Insgesamt beobachtet Kirchschlager eine parallele Entwicklung bei den Äußerungen der protestantischen Kirchen und der rot-grünen Bundesregierung: "Während die Luftangriffe auf Jugoslawien noch gebilligt wurden, kamen beim Afghanistan-Einsatz schon Zweifel auf, was sich in kritischen und ambivalenten kirchlichen Äußerungen und einer heftigeren Debatte in der Regierungskoalition und im Bundestag niederschlug. Beim Irak-Krieg schließlich war sowohl im kirchlichen als auch im politischen Feld die Entwicklung hin zur Ablehnung der militärischen Gewalt abgeschlossen."
Die Renaissance des Religiösen nach dem 11. September 2001 sollte laut Kirchschlager "für die Kirchen Chance und Verpflichtung sein, sich kompetent für den Frieden einzusetzen" - im theologischen Sinne ganzheitlich und nicht nur als Abwesenheit von Krieg.

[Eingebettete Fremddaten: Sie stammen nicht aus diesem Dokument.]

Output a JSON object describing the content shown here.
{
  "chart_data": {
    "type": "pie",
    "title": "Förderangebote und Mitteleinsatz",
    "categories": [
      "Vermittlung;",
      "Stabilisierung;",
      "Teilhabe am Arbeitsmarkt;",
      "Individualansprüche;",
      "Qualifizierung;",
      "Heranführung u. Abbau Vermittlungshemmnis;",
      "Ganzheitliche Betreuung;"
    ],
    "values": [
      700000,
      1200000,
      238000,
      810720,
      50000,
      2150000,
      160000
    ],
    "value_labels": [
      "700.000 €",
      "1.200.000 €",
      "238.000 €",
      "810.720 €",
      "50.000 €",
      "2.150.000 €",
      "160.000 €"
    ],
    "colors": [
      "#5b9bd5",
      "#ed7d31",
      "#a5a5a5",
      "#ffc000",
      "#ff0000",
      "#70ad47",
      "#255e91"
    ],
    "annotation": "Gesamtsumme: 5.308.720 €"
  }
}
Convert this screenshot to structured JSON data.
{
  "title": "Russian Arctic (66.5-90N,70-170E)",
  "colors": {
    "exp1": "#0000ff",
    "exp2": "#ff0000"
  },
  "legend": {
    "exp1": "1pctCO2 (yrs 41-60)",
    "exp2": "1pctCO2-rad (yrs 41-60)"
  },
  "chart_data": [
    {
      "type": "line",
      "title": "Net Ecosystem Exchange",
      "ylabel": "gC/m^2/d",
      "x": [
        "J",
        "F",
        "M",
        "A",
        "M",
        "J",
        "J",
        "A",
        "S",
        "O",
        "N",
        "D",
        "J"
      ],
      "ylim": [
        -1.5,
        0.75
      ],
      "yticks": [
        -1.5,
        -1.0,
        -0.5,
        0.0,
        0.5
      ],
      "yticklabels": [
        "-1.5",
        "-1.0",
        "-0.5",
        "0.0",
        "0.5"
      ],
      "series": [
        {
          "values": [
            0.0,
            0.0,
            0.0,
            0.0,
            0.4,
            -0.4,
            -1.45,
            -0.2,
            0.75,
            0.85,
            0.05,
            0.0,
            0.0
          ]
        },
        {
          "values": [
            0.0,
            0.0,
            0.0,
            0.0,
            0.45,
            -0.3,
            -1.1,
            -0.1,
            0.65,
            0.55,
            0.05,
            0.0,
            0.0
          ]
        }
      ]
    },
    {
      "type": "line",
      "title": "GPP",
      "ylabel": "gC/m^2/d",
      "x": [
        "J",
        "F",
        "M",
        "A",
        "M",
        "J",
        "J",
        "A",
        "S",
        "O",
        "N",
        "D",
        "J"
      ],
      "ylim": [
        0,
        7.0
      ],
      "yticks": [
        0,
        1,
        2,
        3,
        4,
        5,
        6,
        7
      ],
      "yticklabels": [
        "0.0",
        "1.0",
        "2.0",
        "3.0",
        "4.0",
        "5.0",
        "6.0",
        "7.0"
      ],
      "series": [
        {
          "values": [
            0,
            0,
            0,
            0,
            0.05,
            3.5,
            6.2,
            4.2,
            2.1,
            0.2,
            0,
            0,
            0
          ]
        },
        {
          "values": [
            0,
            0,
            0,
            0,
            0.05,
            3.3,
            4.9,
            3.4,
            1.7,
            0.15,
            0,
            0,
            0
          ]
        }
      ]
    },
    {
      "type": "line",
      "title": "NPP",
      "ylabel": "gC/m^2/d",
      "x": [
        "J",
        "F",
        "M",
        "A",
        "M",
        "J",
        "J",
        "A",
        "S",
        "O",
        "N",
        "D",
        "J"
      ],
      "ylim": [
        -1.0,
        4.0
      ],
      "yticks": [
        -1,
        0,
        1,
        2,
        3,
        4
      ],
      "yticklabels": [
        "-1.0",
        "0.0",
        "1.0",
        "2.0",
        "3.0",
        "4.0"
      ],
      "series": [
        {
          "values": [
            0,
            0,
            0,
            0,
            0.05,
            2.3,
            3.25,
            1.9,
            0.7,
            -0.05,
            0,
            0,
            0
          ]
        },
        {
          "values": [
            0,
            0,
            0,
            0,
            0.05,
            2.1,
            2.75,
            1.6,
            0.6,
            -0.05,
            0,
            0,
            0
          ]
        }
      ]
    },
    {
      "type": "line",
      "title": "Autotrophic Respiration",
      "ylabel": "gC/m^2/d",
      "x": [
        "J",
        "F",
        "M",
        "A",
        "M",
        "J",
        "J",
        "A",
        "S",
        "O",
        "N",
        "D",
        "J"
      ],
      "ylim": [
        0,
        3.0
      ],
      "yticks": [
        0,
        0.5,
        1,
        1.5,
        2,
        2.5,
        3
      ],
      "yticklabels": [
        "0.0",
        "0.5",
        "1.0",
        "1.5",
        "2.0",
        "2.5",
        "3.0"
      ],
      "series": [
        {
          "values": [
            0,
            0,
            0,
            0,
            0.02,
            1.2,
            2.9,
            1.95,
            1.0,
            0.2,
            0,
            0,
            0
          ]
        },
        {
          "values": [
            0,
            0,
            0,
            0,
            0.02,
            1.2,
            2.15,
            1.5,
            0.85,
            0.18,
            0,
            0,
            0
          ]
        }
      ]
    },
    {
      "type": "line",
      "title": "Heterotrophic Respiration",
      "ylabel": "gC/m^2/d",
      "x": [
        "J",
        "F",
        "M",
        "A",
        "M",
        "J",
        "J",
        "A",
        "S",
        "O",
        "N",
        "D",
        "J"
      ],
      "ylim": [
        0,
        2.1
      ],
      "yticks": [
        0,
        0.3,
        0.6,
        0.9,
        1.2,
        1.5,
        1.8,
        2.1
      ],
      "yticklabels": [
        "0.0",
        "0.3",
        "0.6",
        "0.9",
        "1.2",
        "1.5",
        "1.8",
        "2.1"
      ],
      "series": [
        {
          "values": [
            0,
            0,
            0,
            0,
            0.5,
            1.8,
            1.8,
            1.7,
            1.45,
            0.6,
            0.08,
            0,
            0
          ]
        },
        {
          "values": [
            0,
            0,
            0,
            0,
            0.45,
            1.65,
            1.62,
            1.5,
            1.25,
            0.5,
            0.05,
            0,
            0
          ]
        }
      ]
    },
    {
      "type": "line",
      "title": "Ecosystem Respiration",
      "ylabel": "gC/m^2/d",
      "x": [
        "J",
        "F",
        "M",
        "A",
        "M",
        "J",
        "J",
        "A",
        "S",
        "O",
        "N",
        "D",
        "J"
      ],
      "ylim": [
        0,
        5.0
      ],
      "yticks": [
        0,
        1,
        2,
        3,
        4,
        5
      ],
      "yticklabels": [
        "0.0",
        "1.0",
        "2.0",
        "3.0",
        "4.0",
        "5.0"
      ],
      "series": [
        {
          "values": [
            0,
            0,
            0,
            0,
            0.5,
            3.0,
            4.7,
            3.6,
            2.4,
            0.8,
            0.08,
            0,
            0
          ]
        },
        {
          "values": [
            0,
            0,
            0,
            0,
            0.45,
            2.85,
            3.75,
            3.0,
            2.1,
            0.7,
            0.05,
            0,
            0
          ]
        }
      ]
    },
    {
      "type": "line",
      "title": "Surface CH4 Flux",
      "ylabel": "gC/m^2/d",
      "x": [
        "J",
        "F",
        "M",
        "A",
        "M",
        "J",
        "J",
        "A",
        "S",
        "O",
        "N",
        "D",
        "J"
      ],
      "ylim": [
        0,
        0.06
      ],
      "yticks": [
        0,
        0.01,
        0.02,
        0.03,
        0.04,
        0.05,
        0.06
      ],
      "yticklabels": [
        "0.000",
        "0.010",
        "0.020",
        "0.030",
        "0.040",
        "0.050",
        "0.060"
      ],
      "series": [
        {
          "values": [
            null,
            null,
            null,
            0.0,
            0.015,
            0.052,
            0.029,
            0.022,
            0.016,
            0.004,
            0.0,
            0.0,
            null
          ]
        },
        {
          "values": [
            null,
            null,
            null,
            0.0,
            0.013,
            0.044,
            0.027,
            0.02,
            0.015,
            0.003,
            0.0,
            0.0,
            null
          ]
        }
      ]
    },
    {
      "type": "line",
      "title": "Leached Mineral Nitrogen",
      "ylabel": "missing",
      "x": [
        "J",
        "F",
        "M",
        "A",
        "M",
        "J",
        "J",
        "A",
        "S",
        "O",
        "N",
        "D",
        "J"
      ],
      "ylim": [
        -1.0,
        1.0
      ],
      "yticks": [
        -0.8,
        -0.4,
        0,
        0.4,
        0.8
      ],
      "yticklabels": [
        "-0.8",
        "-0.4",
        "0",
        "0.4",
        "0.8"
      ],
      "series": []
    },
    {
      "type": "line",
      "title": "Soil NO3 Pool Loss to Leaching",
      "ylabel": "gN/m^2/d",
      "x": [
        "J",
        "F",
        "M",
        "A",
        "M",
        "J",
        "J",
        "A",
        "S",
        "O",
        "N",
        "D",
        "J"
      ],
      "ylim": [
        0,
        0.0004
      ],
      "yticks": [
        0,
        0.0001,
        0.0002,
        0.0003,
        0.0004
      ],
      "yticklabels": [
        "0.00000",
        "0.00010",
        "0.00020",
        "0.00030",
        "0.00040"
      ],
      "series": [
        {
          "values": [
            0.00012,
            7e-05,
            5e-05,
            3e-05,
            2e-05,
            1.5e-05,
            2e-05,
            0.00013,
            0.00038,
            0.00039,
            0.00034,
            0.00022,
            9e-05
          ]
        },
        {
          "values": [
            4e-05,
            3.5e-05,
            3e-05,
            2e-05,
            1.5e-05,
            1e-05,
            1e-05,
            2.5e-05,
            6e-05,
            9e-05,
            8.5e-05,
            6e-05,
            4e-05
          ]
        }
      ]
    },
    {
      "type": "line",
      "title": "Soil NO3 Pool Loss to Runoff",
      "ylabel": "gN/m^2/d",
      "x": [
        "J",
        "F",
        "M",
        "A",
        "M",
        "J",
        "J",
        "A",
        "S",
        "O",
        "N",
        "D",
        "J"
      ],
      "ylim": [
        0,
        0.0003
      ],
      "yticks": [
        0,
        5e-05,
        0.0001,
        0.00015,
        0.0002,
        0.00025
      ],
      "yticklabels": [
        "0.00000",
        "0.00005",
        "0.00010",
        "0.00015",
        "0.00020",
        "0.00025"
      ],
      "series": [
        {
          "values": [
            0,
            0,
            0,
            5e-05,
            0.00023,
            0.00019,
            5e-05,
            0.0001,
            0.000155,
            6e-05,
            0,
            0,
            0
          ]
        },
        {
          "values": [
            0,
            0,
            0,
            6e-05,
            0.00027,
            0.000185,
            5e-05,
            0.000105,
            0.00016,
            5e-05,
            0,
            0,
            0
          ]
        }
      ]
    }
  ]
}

Die neue Denkschrift des Rates der Evangelischen Kirche in Deutschland (EKD) zum Frieden konnte Kirchschlager noch nicht heranziehen. "Wer den Frieden will, muss den Frieden vorbereiten", heißt es dort. Eine internationale Rechtsordnung müsse dem Vorrang ziviler Konfliktbearbeitung verpflichtet sein "und die Anwendung von Zwangsmitteln an strenge ethische und völkerrechtliche Kriterien binden". Auch der internationale Terrorismus rechtfertige keine Wiederbelebung der Lehre vom gerechten Krieg; dem Terrorismus könne und müsse vielmehr im Rahmen des Regelwerks der UN begegnet werden.
Zu einer solchen Position bringt Kirchschlager allerdings zwei Kritikpunkte an. Zum einen werde die Macht der Vereinten Nationen in protestantischen Stellungnahmen häufig überschätzt. Zum anderen werde die Lehre vom gerechten Krieg abgelehnt und für erledigt erklärt. Doch die Kriterien für eine mögliche legitime Anwendung von Gewalt würde häufig weiterhin aus dieser Lehre bezogen. Dann soll dies aber auch entsprechend benannt werden: "Dass dies in ein Konzept vom gerechten Frieden eingebettet ist, kann dabei ja auch deutlich gemacht werden."
Kirchschlager, Bernd: Kirche und Friedenspolitik nach dem 11. September, Edition Ruprecht, geb., 304 Seiten, 39,90 Euro.
Denkschrift des Rates der EKD: "Aus Gottes Frieden leben - für gerechten Frieden sorgen", Gütersloher Verlagshaus, 128 Seiten, 5,95 Euro.